To: jim-thompson who wrote (384087)4/2/2003 10:17:52 AM
From: TigerPaw  Read Replies (1) | Respond to of 769667
 
White House struggles to put Bush above TV

Roland Watson/The Times, London
WASHINGTON, April 1. — White House is
struggling to portray President Bush as a war leader while trying to insulate him from battlefield setbacks and avoid the pitfalls of his predecessors.
After nearly two weeks of war, officials give conflicting messages on the smallest details of Mr Bush’s daily routine, such as how much television coverage he is watching. The apparently mundane question of his viewing habits is fraught with potential public relations traps, and has seen White House officials presenting differing accounts as they try to avoid mistakes of former wartime Presidents. The first President Bush, for instance, appeared ill-informed when he sat glued to the television during the opening days of the 1991 Gulf War. Mr Lyndon Johnson was famously pictured in front of three television screens as he watched simultaneous evening network news bulletins from Vietnam.
As a result, White House officials said that the commander-in-chief had not watched the vivid television pictures of the “shock and awe” campaign over Baghdad ten days ago. The aim was to portray Mr Bush as a man sufficiently plugged into the US military campaign and that he didn’t need a television to tell him what was going on. But the image of a leader going about his domestic presidential duties while the US military campaign was played out on live television stretched credibility too far. It backfired when officials admitted that he had indeed been watching. The White House was further on the back foot after a close friend of the President recounted how Mr Bush had laughed at reports that he was not watching the war on TV.

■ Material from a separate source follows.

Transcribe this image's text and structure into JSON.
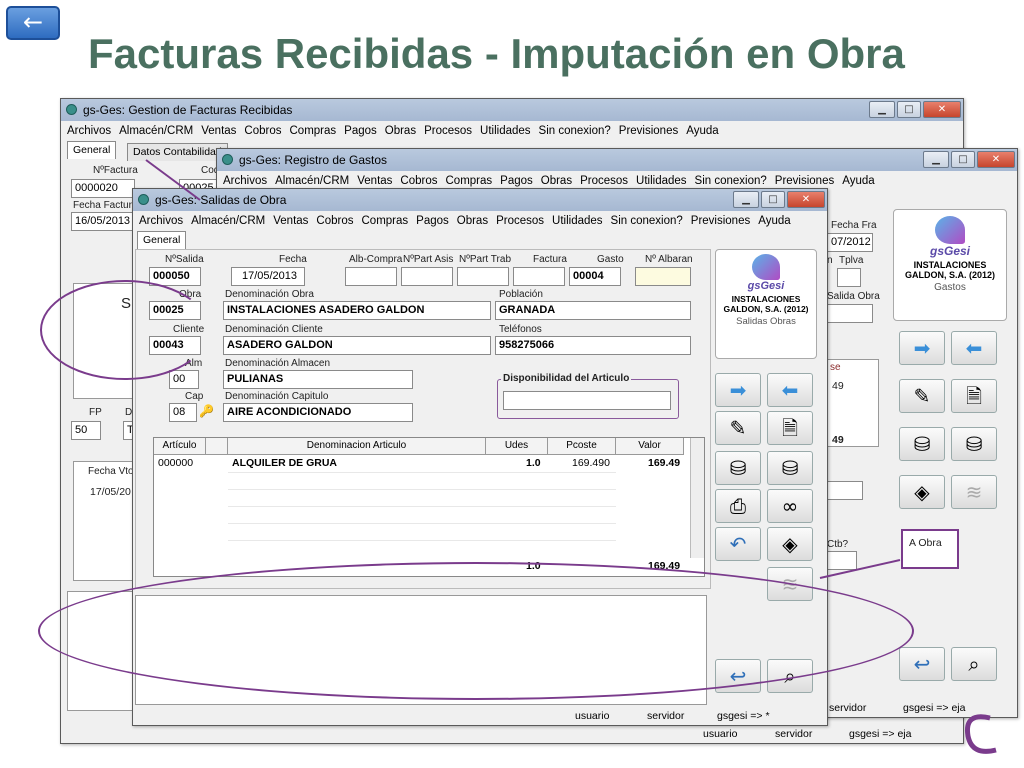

“He is just totally immersed,” Mr Roland Betts said after spending the weekend with Mr Bush at Camp David. Mr Bush had frequently looked to the television for updates on Iraq, calling Ms Condoleezza Rice, his national security adviser, when he saw things that concerned him, Mr Betts told The New York Times. That account earned Mr Betts an early Monday morning telephone call from Mr Ari Fleischer, Mr Bush’s spokesman, after it threatened to undermine the White House’s previous characterisation.
Mr Fleischer said on Monday that Mr Bush does tune in “from time to time”, but that is not how he gets his source of news”. The managing of Mr Bush’s image during war is acutely sensitive for his staff. They have tried to present Mr Bush as a communicator-in-chief who still has his eye on the domestic agenda, but whose commitment remains to the war and preventing terrorist attacks on America.
But the balance is tricky. Maintaining too much distance from the action in Iraq makes him look aloof and uncaring, remote from the rest of the viewing public, said Mr Steven Hayward, an expert on the presidency at the American Enterprise Institute. But portraying him as too close to the details makes him look obsessive and dictatorial.